Escape Room Logic Puzzles by Francis Heaney, Scott Weiss [Hivemind Review]

Escape Room Logic Puzzles is a puzzle book written by Francis Heaney and Scott Weiss.

Escape Room Logic Puzzles book cover shows 3 antique lever lock keys . Written by Francis Heaney & Scott Weiss.


Style of Play:

  • Puzzle book

Who is it For?

  • Puzzle lovers
  • Best for players with at least some experience
  • Those who like a challenge

This book is best for people who like the thrill of working on challenging logic problems. You don’t have to be familiar with escape rooms to do these puzzles.

Required Equipment: Pencil and paper… This book is meant to be written in as you solve the puzzles. Extra paper is helpful but not necessary.

Recommended Team Size: 1-2

Play Time: many, many hours

Price: $11.99

Booking: purchase and play at your leisure


Escape Room Logic Puzzles is a book of logic puzzles and other brainteasers built around the theme of escape rooms. It offers 50+ pages of challenging logic problems and puzzle hunt-style puzzles, all wrapped in a loose story of friends playing escape rooms, grabbing a snack between escape rooms, and of course, the all-too-familiar escape room scheduling puzzle.

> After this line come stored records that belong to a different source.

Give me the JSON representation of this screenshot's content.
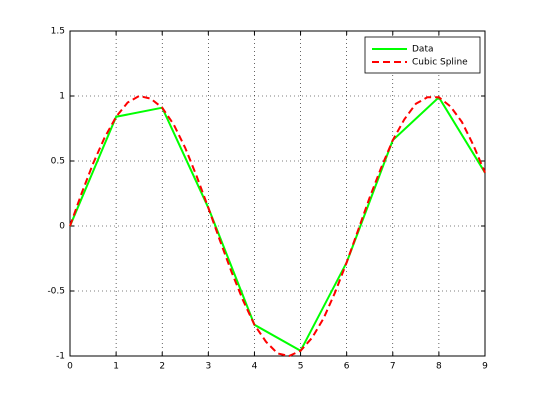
{
  "chart_data": {
    "type": "line",
    "series": [
      {
        "name": "Data",
        "color": "#00ff00",
        "dash": "solid",
        "x": [
          0,
          1,
          2,
          3,
          4,
          5,
          6,
          7,
          8,
          9
        ],
        "values": [
          0,
          0.84,
          0.91,
          0.14,
          -0.76,
          -0.96,
          -0.28,
          0.66,
          0.99,
          0.41
        ]
      },
      {
        "name": "Cubic Spline",
        "color": "#ff0000",
        "dash": "dashed",
        "x": [
          0,
          0.25,
          0.5,
          0.75,
          1,
          1.25,
          1.5,
          1.75,
          2,
          2.25,
          2.5,
          2.75,
          3,
          3.25,
          3.5,
          3.75,
          4,
          4.25,
          4.5,
          4.75,
          5,
          5.25,
          5.5,
          5.75,
          6,
          6.25,
          6.5,
          6.75,
          7,
          7.25,
          7.5,
          7.75,
          8,
          8.25,
          8.5,
          8.75,
          9
        ],
        "values": [
          0,
          0.25,
          0.48,
          0.68,
          0.84,
          0.95,
          1.0,
          0.98,
          0.91,
          0.78,
          0.6,
          0.38,
          0.14,
          -0.11,
          -0.35,
          -0.57,
          -0.76,
          -0.89,
          -0.98,
          -1.0,
          -0.96,
          -0.86,
          -0.71,
          -0.51,
          -0.28,
          -0.03,
          0.22,
          0.45,
          0.66,
          0.82,
          0.94,
          0.99,
          0.99,
          0.92,
          0.8,
          0.62,
          0.41
        ]
      }
    ],
    "xlim": [
      0,
      9
    ],
    "xticks": [
      0,
      1,
      2,
      3,
      4,
      5,
      6,
      7,
      8,
      9
    ],
    "ylim": [
      -1,
      1.5
    ],
    "yticks": [
      -1,
      -0.5,
      0,
      0.5,
      1,
      1.5
    ],
    "grid": true,
    "legend": "northeast"
  }
}
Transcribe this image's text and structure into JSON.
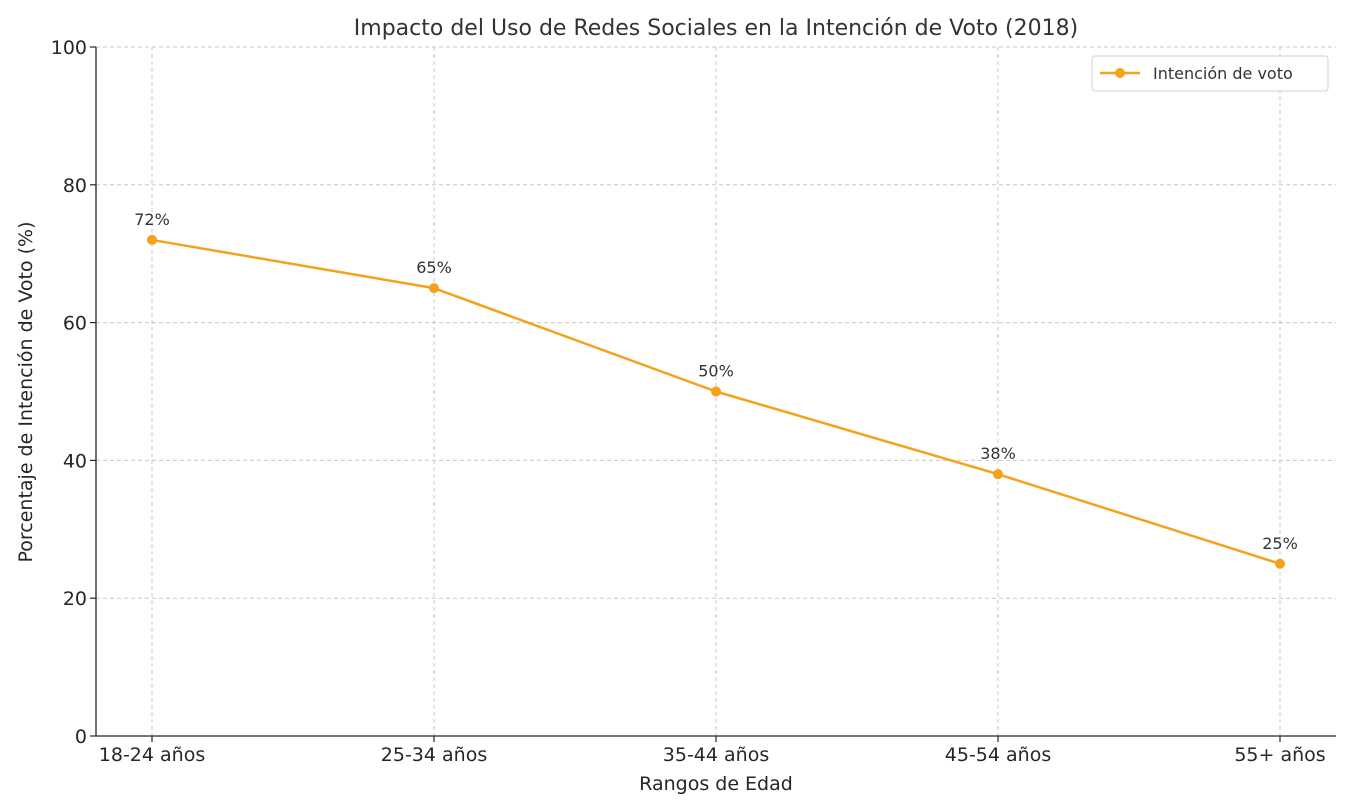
{
  "chart_data": {
    "type": "line",
    "title": "Impacto del Uso de Redes Sociales en la Intención de Voto (2018)",
    "xlabel": "Rangos de Edad",
    "ylabel": "Porcentaje de Intención de Voto (%)",
    "categories": [
      "18-24 años",
      "25-34 años",
      "35-44 años",
      "45-54 años",
      "55+ años"
    ],
    "series": [
      {
        "name": "Intención de voto",
        "values": [
          72,
          65,
          50,
          38,
          25
        ],
        "data_labels": [
          "72%",
          "65%",
          "50%",
          "38%",
          "25%"
        ],
        "color": "#f5a21b"
      }
    ],
    "ylim": [
      0,
      100
    ],
    "yticks": [
      0,
      20,
      40,
      60,
      80,
      100
    ],
    "grid": true,
    "legend_position": "top-right"
  }
}
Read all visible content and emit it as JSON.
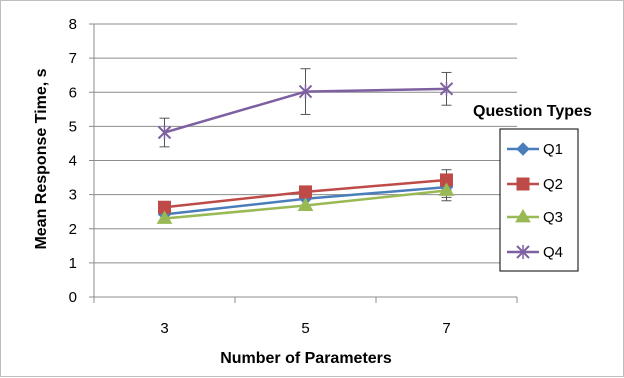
{
  "chart_data": {
    "type": "line",
    "title": "",
    "xlabel": "Number of Parameters",
    "ylabel": "Mean Response Time, s",
    "categories": [
      "3",
      "5",
      "7"
    ],
    "ylim": [
      0,
      8
    ],
    "yticks": [
      "0",
      "1",
      "2",
      "3",
      "4",
      "5",
      "6",
      "7",
      "8"
    ],
    "grid": true,
    "legend": {
      "title": "Question Types",
      "placement": "right"
    },
    "series": [
      {
        "name": "Q1",
        "values": [
          2.42,
          2.88,
          3.22
        ],
        "error": [
          null,
          null,
          0.3
        ],
        "color": "#4a7ebb",
        "marker": "diamond"
      },
      {
        "name": "Q2",
        "values": [
          2.63,
          3.08,
          3.43
        ],
        "error": [
          null,
          null,
          0.3
        ],
        "color": "#be4b48",
        "marker": "square"
      },
      {
        "name": "Q3",
        "values": [
          2.3,
          2.68,
          3.12
        ],
        "error": [
          null,
          null,
          0.3
        ],
        "color": "#98b954",
        "marker": "triangle"
      },
      {
        "name": "Q4",
        "values": [
          4.82,
          6.02,
          6.1
        ],
        "error": [
          0.42,
          0.67,
          0.48
        ],
        "color": "#7d60a0",
        "marker": "x"
      }
    ]
  }
}
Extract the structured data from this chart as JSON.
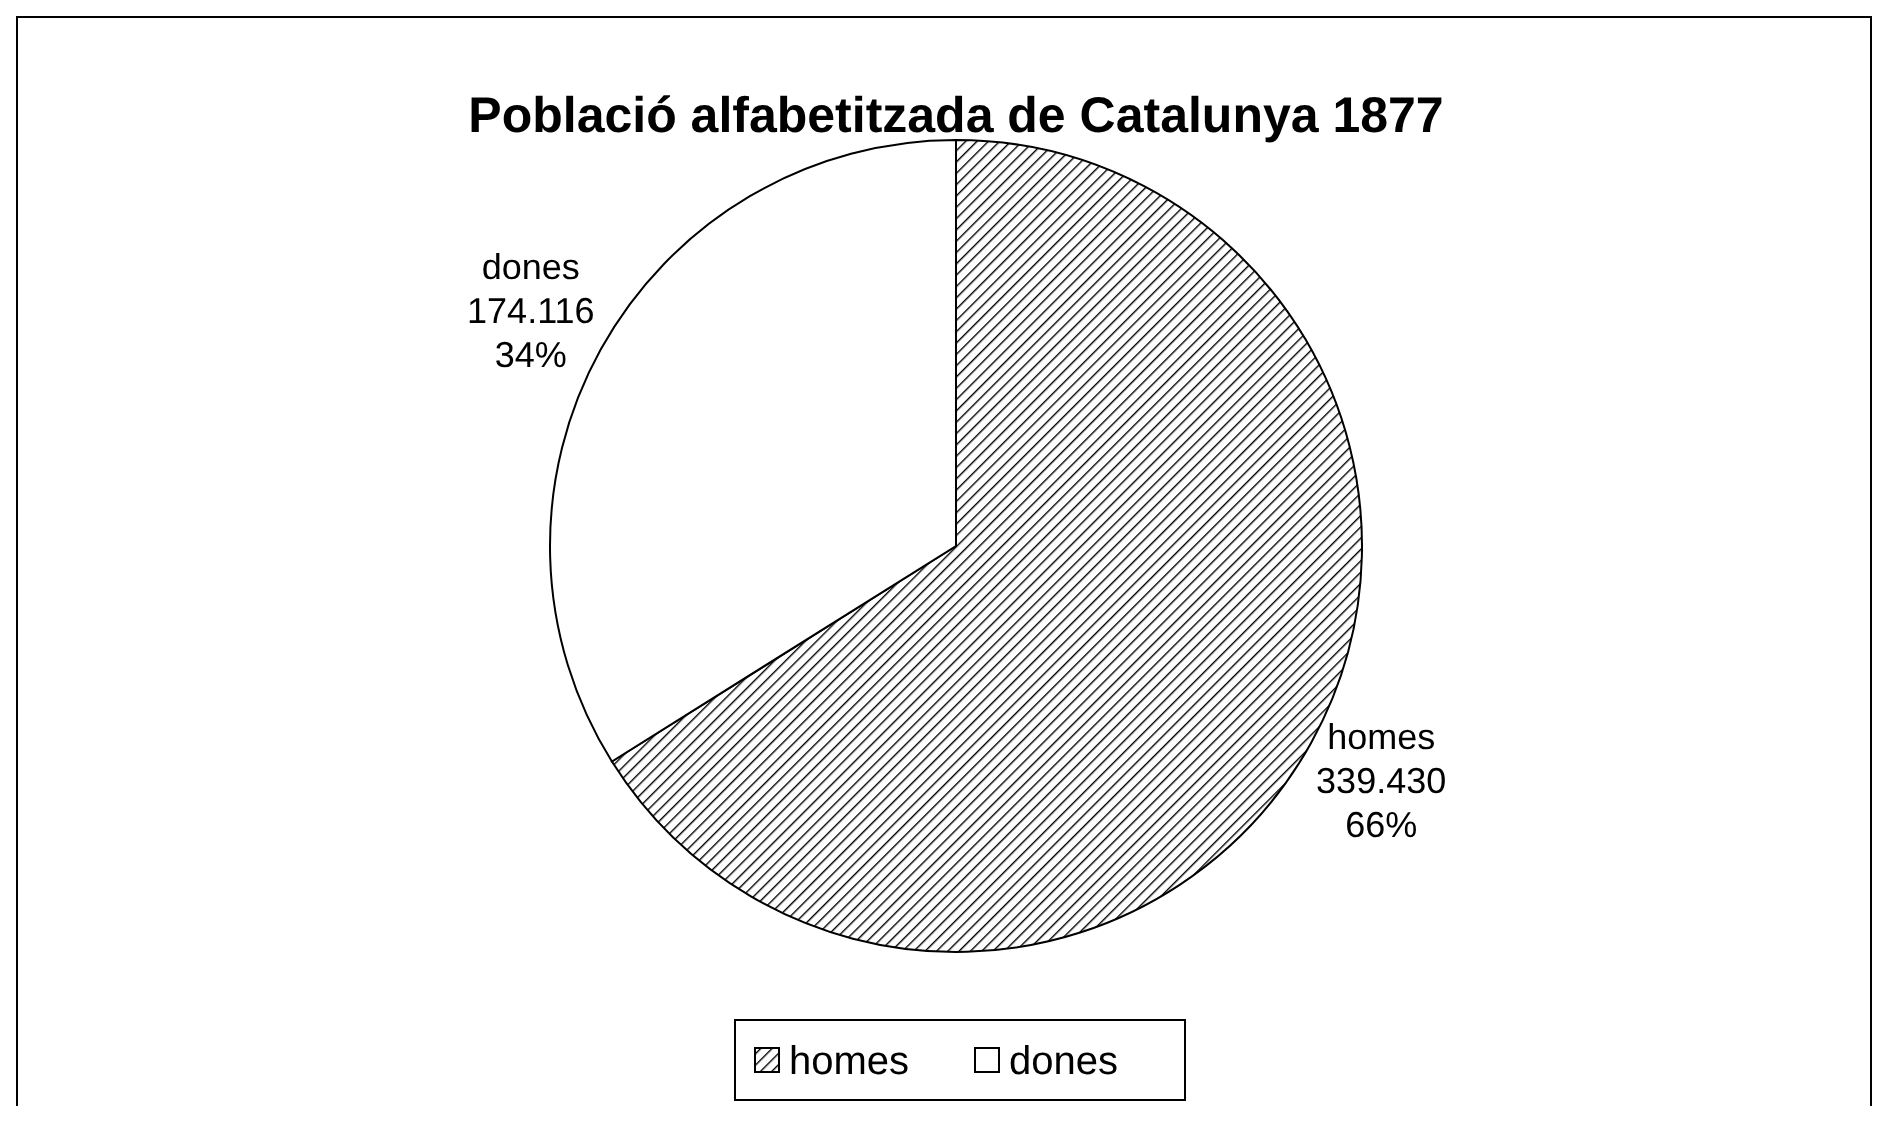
{
  "chart_data": {
    "type": "pie",
    "title": "Població alfabetitzada de Catalunya 1877",
    "categories": [
      "homes",
      "dones"
    ],
    "values": [
      339430,
      174116
    ],
    "colors": [
      "#000000",
      "#ffffff"
    ],
    "value_labels": [
      "339.430\n66%",
      "174.116\n34%"
    ],
    "legend": "bottom"
  }
}
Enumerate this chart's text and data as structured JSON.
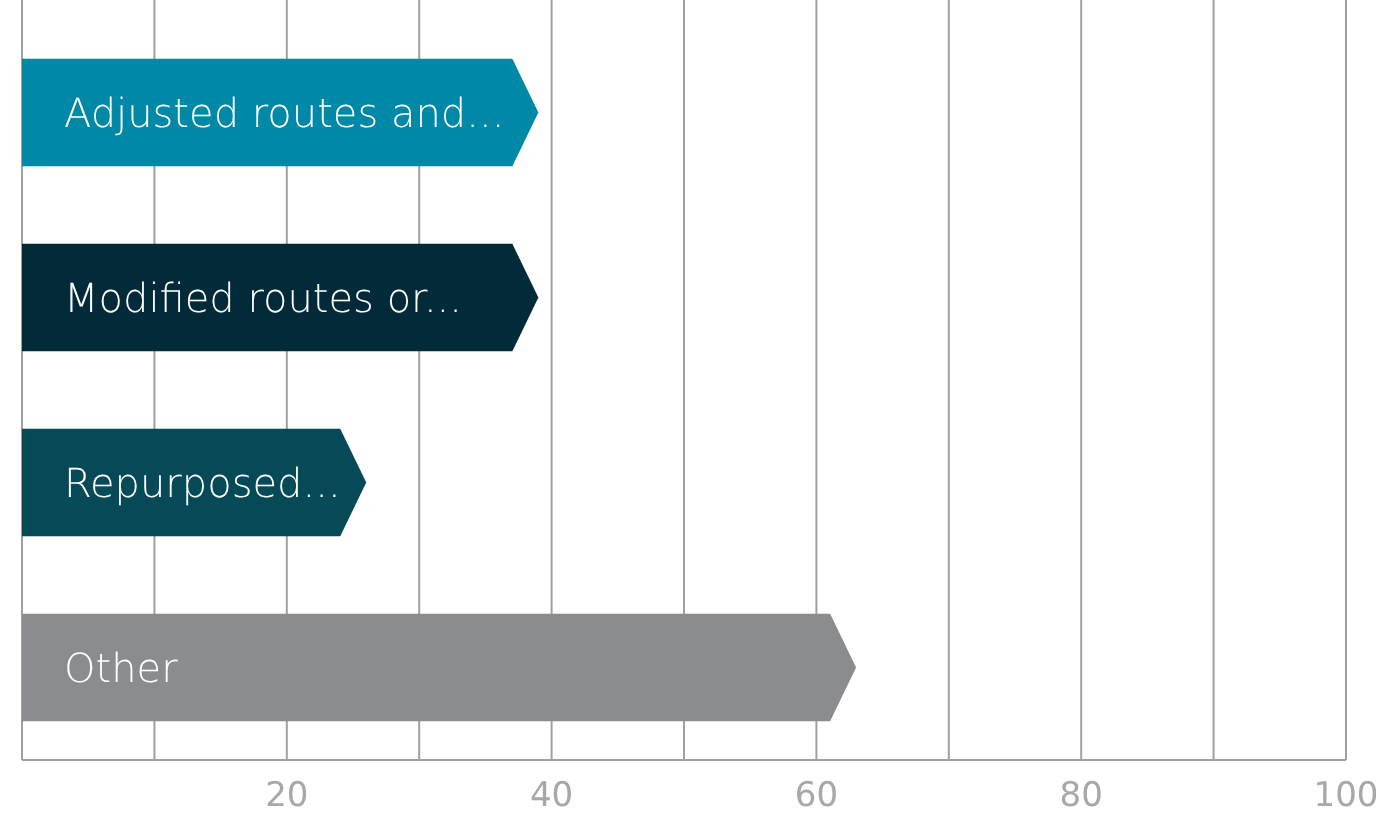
{
  "chart_data": {
    "type": "bar",
    "orientation": "horizontal",
    "categories": [
      "Adjusted routes and...",
      "Modified routes or...",
      "Repurposed...",
      "Other"
    ],
    "values": [
      39,
      39,
      26,
      63
    ],
    "colors": [
      "#0088a7",
      "#022a38",
      "#064a58",
      "#8b8c8f"
    ],
    "xlim": [
      0,
      100
    ],
    "xticks": [
      {
        "value": 0,
        "label": null
      },
      {
        "value": 10,
        "label": null
      },
      20,
      {
        "value": 30,
        "label": null
      },
      40,
      {
        "value": 50,
        "label": null
      },
      60,
      {
        "value": 70,
        "label": null
      },
      80,
      {
        "value": 90,
        "label": null
      },
      100
    ],
    "grid": "x"
  }
}
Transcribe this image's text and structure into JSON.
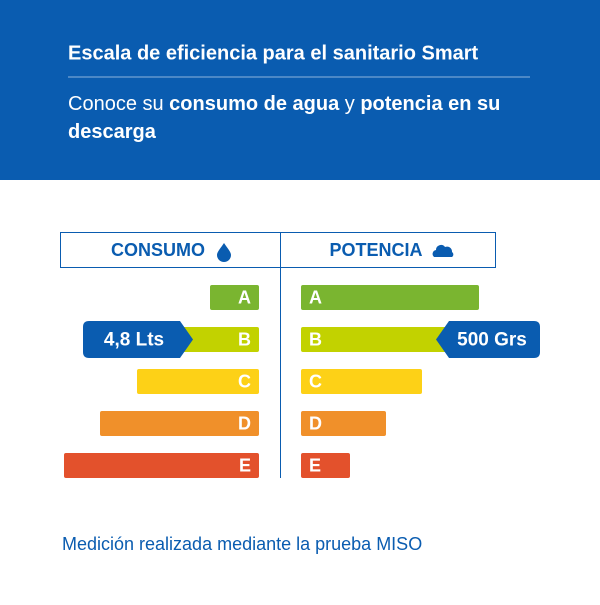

The back of the book has hints, an answer checker section, and lengthy answer explanations for each puzzle.

Black & white print of a puzzle titled "X Marks the Spot"

Cindi S’ Reaction

I’ve always been a fan of the grid-based logic puzzles found in many puzzle magazines, but this collection takes logic puzzles to a whole new level. Escape Room Logic Puzzles contains 50 puzzles of various themes and complexity packed in a thin spiral book, with most going way beyond the typical format. A running narrative about a group of escape room enthusiasts playing rooms all over town connects the puzzles, but make no mistake – these are not puzzles you’d typically find in an escape room. While some puzzles took less than a minute to solve, others I worked on for a couple of hours, and still others were so difficult… I couldn’t figure them out. When I did solve one of the complex puzzles, it felt like a huge achievement. Overall, this book is not for the novice puzzler; I would only recommend it for those who really enjoy challenging logic puzzles with the bonus of escape room flavor.

Sarah Willson’s Reaction

As an escape room enthusiast who has enjoyed logic puzzles for decades, I found these puzzles fun and expertly designed, but also extremely challenging. Their difficulty level is more on par with puzzle hunts than escape rooms or logic puzzle magazines, and they sometimes use outside references and puzzle hunt conventions such as indexing. Some of the traditional logic puzzles in the first half of the book were brilliant and fun to solve (even if they did take upwards of an hour), but by the second half I was feeling out of my depth. I appreciated that the book includes hints for certain puzzles and a comprehensive walkthrough of each puzzle’s answer, especially for the later ones that were too hard for me. I do wish the difficulty level had been indicated somewhere, but I think this book has a lot to offer advanced solvers.

Theresa W’s Reaction

Escape Room Logic Puzzles took me by surprise. Typically I’m a pretty strong logic puzzle solver and I can usually blow through logic grids. If they’re more complex, I usually have a path forward. A good chunk of the puzzles in this book were a much higher difficulty than most logic books, with incredibly rewarding aha moments when you solve something.

On the other hand, the puzzles that stump you are difficult to get your bearings in and figure out any path forward. Even with the hint section in the back of the book, the hints are provided as walkthroughs and sometimes spoil the puzzle by just opening the book to the page. The answer checking section is easy to use, but it is sometimes unclear exactly how to check a puzzle when you’re finished with it. There is a section with some chess puzzles in it, which are not my forte. Thankfully these are labeled, and you can skip them if you’d like (I couldn’t figure out the first place to start with some of them, as my chess knowledge is incredibly lacking). I really wish every puzzle had an option for one more hint to make it slightly easier, instead of just giving a walkthrough. (Some of them do, and some do not.)

I really love the concept of this book, and the story is equal parts hilarious and silly. The designers implemented varied puzzles types too that strayed from the typical logic grid, which was impressive and creative.

Disclosure: The authors provided the Hivemind reviewers with complimentary copies.